Only two hours after arriving in Ankara, Turkey on Tuesday for the 2026 NATO Summit, U.S. President Donald Trump offended European officials by reiterating his desire for Greenland to be “controlled by the United States, not by Denmark.” Trump is attending the event during a time of considerable tensions between the United States and European members of the North Atlantic Treaty Organization (NATO), which he has been highly critical of. But retired U.S. Army Lt. Gen. Mark Hertling, writing for the conservative website The Bulwark, argues that Trump has a fundamental misunderstanding of what NATO brings to the table.
“The leaders of each of the North Atlantic Treaty Organization’s members are in Ankara this week at one of the most consequential moments in the alliance’s history,” Hertling, a former U.S. Army Europe commander, explains in The Bulwark. “Russia’s war against Ukraine continues with no negotiated settlement in sight, and the lessons of that war are reshaping assumptions about readiness, industrial capacity, logistics, drones, electronic warfare, air defense, and ammunition consumption. NATO members are also confronting instability across the Middle East, growing competition in the Arctic, attacks on critical infrastructure, cyber threats, disinformation campaigns, China’s expanding influence, and uncertainty surrounding the future disposition of American forces in Europe.”
Hertling continues, “These are the issues that should dominate a summit of the world’s most successful political and military alliance. But instead, much of the attention in Ankara has focused on how European leaders will manage President Donald Trump, his animosity toward the alliance, and his continuing demands for greater defense spending.”
Herling isn’t against European NATO members spending more of their tax dollars on national defense, but Trump, he emphasizes, misses the mark badly when he describes NATO as a burden for the U.S.
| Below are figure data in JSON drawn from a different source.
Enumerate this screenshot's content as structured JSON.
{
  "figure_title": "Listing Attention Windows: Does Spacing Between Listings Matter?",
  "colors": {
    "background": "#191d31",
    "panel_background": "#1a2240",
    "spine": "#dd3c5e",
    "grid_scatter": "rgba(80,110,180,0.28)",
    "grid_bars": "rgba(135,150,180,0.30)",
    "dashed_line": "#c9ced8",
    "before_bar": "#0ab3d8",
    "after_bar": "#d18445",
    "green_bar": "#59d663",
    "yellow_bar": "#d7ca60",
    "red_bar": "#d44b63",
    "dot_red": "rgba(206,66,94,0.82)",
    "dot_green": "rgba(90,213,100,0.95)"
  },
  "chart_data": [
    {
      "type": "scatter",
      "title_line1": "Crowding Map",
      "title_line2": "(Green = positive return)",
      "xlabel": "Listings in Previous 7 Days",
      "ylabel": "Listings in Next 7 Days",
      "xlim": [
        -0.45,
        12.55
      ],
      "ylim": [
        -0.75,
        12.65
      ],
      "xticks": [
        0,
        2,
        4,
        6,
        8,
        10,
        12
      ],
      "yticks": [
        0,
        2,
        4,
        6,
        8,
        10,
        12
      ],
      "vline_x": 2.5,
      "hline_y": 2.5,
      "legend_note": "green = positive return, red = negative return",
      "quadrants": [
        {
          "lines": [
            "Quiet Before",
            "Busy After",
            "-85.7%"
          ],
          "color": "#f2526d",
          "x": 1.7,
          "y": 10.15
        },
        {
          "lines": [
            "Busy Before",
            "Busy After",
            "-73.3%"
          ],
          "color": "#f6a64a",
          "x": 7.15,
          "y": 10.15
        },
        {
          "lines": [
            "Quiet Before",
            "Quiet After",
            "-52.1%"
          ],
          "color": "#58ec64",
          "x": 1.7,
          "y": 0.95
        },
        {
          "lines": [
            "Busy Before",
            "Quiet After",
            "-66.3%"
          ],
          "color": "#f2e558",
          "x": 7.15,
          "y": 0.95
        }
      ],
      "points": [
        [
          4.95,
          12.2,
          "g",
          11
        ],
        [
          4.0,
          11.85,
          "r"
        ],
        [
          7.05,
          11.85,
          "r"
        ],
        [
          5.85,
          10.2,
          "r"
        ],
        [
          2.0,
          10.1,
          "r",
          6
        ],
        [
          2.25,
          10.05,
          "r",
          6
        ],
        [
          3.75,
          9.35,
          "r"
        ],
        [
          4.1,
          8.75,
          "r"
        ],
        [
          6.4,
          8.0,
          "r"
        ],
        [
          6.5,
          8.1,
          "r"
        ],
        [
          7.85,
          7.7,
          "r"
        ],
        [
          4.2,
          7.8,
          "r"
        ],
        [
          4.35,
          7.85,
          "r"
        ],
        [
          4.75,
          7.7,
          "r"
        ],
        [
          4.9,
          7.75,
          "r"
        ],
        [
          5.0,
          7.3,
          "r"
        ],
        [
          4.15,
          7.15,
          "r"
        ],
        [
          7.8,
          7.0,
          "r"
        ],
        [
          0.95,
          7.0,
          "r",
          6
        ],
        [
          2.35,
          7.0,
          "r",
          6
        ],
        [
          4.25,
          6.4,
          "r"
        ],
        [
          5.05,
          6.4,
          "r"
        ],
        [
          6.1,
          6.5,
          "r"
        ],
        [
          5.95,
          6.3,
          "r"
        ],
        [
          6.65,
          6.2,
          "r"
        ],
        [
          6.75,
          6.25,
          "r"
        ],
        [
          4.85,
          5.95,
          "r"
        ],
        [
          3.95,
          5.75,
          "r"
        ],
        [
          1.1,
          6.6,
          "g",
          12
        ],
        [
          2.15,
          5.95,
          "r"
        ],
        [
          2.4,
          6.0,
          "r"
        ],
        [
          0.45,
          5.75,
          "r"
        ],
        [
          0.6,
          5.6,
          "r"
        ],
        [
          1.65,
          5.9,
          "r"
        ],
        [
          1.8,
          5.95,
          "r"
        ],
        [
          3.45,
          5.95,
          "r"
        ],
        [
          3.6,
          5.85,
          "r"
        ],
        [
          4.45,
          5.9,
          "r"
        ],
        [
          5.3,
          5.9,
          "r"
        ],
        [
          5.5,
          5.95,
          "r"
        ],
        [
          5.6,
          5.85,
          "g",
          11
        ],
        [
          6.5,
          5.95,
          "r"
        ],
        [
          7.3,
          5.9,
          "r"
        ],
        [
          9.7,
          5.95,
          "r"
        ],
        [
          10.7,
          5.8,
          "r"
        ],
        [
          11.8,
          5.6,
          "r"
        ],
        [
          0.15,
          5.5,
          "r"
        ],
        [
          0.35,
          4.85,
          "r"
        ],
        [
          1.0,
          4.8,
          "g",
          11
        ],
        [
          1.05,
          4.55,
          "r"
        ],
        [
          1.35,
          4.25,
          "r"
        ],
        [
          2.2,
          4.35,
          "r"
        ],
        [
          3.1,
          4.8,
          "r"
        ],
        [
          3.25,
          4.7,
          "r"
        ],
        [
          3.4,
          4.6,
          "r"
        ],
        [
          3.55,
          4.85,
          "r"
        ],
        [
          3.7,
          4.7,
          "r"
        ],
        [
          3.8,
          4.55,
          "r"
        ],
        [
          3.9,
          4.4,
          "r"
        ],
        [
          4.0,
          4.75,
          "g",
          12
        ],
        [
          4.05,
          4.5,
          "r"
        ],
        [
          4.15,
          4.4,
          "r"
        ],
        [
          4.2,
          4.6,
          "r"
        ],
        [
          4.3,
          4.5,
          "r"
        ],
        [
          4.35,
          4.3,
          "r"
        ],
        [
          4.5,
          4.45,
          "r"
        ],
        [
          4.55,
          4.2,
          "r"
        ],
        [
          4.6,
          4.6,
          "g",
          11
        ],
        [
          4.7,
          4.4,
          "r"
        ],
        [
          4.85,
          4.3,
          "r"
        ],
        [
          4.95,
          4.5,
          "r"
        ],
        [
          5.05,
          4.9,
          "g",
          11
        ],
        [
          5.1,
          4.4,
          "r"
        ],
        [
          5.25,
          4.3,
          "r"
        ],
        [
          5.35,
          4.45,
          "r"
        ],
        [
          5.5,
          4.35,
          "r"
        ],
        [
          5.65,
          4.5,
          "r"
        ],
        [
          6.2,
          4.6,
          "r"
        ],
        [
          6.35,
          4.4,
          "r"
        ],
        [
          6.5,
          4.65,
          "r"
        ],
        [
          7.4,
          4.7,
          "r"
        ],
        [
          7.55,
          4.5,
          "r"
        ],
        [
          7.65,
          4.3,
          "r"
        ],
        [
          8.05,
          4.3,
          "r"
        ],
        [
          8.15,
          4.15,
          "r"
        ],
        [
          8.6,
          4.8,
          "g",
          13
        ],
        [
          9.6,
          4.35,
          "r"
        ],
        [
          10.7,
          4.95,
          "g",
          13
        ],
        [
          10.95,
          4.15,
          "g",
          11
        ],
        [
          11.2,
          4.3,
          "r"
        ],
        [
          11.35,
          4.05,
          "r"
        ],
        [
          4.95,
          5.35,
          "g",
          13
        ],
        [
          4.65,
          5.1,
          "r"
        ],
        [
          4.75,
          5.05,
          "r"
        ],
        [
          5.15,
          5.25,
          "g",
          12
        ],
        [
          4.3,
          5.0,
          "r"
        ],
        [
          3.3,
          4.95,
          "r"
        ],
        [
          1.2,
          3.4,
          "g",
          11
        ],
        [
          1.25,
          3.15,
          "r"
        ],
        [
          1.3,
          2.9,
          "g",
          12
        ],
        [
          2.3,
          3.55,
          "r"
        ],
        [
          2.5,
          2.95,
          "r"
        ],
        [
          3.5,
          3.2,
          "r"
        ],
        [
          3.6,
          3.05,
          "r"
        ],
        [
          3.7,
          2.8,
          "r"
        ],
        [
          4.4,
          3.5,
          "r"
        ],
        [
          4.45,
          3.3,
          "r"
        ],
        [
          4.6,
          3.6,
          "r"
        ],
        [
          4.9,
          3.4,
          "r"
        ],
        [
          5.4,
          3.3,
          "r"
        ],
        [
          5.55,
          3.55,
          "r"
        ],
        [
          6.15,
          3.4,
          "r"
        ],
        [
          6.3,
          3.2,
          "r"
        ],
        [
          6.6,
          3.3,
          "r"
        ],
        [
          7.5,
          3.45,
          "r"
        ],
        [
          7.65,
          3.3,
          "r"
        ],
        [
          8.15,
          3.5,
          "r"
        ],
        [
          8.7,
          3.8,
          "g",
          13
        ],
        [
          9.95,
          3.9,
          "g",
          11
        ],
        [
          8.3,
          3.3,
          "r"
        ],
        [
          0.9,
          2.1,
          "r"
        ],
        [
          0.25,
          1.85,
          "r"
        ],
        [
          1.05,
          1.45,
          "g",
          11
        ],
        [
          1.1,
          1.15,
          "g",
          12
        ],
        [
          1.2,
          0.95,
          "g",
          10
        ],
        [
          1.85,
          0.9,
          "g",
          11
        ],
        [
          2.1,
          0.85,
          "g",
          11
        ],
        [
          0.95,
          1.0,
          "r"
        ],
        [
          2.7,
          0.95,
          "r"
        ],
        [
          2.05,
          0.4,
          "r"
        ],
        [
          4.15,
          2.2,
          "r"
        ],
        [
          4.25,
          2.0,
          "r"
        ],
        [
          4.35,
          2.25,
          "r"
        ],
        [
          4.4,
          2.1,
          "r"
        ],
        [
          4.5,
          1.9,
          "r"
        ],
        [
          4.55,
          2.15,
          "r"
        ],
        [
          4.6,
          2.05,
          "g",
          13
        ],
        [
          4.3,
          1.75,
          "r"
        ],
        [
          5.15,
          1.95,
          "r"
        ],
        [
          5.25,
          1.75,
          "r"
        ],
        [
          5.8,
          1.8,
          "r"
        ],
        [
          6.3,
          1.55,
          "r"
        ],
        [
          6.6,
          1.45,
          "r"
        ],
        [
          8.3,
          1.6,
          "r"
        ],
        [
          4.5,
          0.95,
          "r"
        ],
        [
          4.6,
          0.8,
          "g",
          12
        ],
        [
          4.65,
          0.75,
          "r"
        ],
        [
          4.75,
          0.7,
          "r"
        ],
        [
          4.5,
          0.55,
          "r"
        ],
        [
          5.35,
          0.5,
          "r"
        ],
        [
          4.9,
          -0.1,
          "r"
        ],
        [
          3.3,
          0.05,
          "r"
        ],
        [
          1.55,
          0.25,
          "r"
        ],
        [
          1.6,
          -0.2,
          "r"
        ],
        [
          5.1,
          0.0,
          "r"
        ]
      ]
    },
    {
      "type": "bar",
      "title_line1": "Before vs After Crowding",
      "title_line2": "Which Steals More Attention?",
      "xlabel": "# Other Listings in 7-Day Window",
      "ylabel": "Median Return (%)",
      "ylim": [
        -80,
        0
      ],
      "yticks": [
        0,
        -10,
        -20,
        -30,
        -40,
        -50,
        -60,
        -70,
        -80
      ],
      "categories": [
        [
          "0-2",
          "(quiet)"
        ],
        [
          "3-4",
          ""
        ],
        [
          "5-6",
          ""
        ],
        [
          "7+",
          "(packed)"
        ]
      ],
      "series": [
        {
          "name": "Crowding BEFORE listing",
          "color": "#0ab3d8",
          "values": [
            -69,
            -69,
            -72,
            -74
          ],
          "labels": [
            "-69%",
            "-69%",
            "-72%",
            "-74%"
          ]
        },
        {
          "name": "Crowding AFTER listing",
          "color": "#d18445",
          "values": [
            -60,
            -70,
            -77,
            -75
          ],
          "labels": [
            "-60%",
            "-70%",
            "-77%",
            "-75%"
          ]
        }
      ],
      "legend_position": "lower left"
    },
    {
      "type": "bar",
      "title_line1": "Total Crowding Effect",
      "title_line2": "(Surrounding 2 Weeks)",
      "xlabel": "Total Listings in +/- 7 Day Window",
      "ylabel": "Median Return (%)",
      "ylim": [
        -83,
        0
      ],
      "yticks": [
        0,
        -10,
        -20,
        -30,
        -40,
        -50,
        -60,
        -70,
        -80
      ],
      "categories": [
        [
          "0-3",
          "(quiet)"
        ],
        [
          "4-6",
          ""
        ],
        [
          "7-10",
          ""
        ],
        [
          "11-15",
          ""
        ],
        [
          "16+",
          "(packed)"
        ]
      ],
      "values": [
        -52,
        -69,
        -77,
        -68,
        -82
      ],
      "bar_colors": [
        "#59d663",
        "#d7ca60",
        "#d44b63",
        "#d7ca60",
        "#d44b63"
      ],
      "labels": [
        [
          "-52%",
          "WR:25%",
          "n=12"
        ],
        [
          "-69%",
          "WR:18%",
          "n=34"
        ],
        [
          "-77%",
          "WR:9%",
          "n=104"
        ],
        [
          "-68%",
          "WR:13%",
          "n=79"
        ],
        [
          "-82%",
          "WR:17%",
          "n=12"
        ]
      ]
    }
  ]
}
“Defense spending is not unimportant, as many NATO members neglected their military capabilities for far too long after the end of the Cold War,” Herling argues. “But President Trump’s fixation on percentages — and on money generally — has distorted the discussion of what an alliance is, how NATO generates collective strength, and what the members must do together to address the increasingly complex security environment they face. The spending debate has become a canard, not because nations should spend less on defense, but because the suggestion that a single fiscal measurement can determine whether a country is a good ally, or whether NATO is becoming stronger, substitutes accounting for strategy…. Money matters, but what nations buy, what capabilities they develop, how ready their forces are, how quickly those forces can deploy, how long they can sustain combat operations, and how effectively they can operate alongside the forces of other nations matter far more.”